The investment gurus have all advised investors to follow a buy and hold strategy to build long term wealth. Investors, fund managers, academics like Warren Buffett, John Bogle, Jeremy Siegel, Phil Fisher, Peter Lynch have provided us with their tried and tested methods.
Yet, whenever a bear attack makes the market trajectory go haywire (i.e. in any direction but up!) all kinds of 'new' theories start to appear and re-appear. Fundamentals and technicals are all hogwash. It is all about sentiment and momentum. It is a traders' market. Buy and hold is dead.
The last named theory has been bandied about quite a bit of late. Probably by those unfortunate folks who got all excited by an ever-rising bull market and got in pretty much near the very top. I have been there and done that, and lost a pile of money.
But that didn't make me go out and search for a new theory. It taught me that to make money in the stock market, you can't jump in feet first without any inkling about what the market is all about, and how some companies make real profits in a sector while many do not.
You've got to pay your dues.
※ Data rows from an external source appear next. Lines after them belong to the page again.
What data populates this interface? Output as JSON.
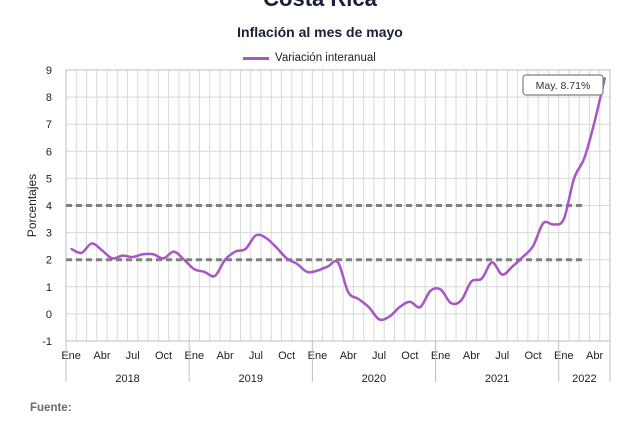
{
  "header": {
    "country": "Costa Rica",
    "chart_title": "Inflación al mes de mayo",
    "source_label": "Fuente:"
  },
  "colors": {
    "series_line": "#a855c7",
    "reference_lines": "#808080",
    "grid": "#d9d9d9",
    "axis_text": "#222222"
  },
  "chart_data": {
    "type": "line",
    "title": "Inflación al mes de mayo",
    "ylabel": "Porcentajes",
    "xlabel": "",
    "ylim": [
      -1,
      9
    ],
    "yticks": [
      -1,
      0,
      1,
      2,
      3,
      4,
      5,
      6,
      7,
      8,
      9
    ],
    "grid": true,
    "legend_position": "top-center",
    "x_month_labels": [
      "Ene",
      "Abr",
      "Jul",
      "Oct",
      "Ene",
      "Abr",
      "Jul",
      "Oct",
      "Ene",
      "Abr",
      "Jul",
      "Oct",
      "Ene",
      "Abr",
      "Jul",
      "Oct",
      "Ene",
      "Abr"
    ],
    "x_year_labels": [
      "2018",
      "2019",
      "2020",
      "2021",
      "2022"
    ],
    "series": [
      {
        "name": "Variación interanual",
        "x": [
          "2018-01",
          "2018-02",
          "2018-03",
          "2018-04",
          "2018-05",
          "2018-06",
          "2018-07",
          "2018-08",
          "2018-09",
          "2018-10",
          "2018-11",
          "2018-12",
          "2019-01",
          "2019-02",
          "2019-03",
          "2019-04",
          "2019-05",
          "2019-06",
          "2019-07",
          "2019-08",
          "2019-09",
          "2019-10",
          "2019-11",
          "2019-12",
          "2020-01",
          "2020-02",
          "2020-03",
          "2020-04",
          "2020-05",
          "2020-06",
          "2020-07",
          "2020-08",
          "2020-09",
          "2020-10",
          "2020-11",
          "2020-12",
          "2021-01",
          "2021-02",
          "2021-03",
          "2021-04",
          "2021-05",
          "2021-06",
          "2021-07",
          "2021-08",
          "2021-09",
          "2021-10",
          "2021-11",
          "2021-12",
          "2022-01",
          "2022-02",
          "2022-03",
          "2022-04",
          "2022-05"
        ],
        "values": [
          2.4,
          2.25,
          2.6,
          2.35,
          2.05,
          2.15,
          2.1,
          2.2,
          2.2,
          2.05,
          2.3,
          2.0,
          1.65,
          1.55,
          1.4,
          2.0,
          2.3,
          2.4,
          2.9,
          2.8,
          2.45,
          2.05,
          1.85,
          1.55,
          1.6,
          1.75,
          1.9,
          0.8,
          0.55,
          0.25,
          -0.2,
          -0.1,
          0.25,
          0.45,
          0.25,
          0.85,
          0.9,
          0.4,
          0.5,
          1.2,
          1.3,
          1.9,
          1.45,
          1.75,
          2.1,
          2.5,
          3.35,
          3.3,
          3.5,
          5.0,
          5.75,
          7.1,
          8.71
        ]
      }
    ],
    "reference_lines": [
      2,
      4
    ],
    "annotation": "May. 8.71%"
  }
}
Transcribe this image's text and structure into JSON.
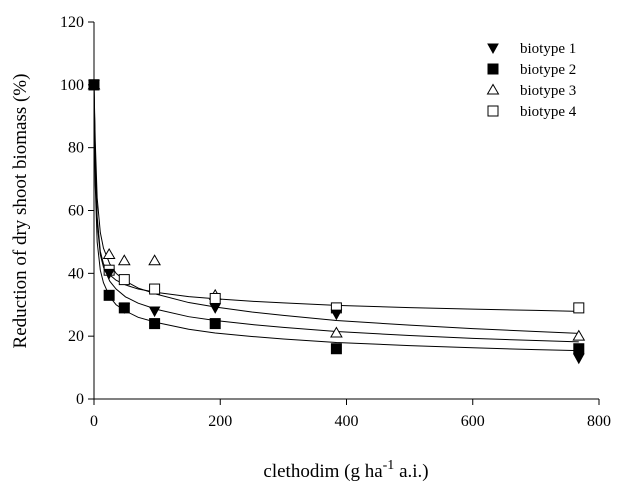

By losing money, and by spending the time and effort to learn how to analyse a company by studying the Annual Report in detail AND how to look at technical charts to analyse the supply-demand mismatch in the market.
You can pick the best company and buy it near the market top, and you may not make any money for years. You buy the same company near a market bottom and sell it when it gains 25% or 50%, and you can miss a multibagger.
However unexciting and boring it may sound, investment is serious business. It requires patience, perseverance and discipline - not only to build serious wealth, but to keep it from disappearing.
There lies the main problem with trading. You make money fast, and you lose it faster. The odds are better in a casino. After you pay the brokerage and your taxes, you may find that you would have been better off keeping the money in a savings bank.
Strong, well-managed companies have various ways of rewarding their shareholders. A bonus this year; a rights 3 years later; regular dividends; share buy-backs. After a few years you find that your 100 shares have become 350, plus the market value has tripled. There is one condition. You have to stay the course. Flitting in and out of stocks will only make your broker rich.
Take the example of ICI Ltd. A staid paints stock that was going abegging at Rs 85 in 2002. In the seven years since, it has paid a total dividend of Rs 85 per share. No bonus. No rights. A share buy-back last year, and the stock is at Rs 500! I'm still holding.
What do you think, dear reader? Do you feel the buy and hold strategy may be the way to long term wealth? If not, why not?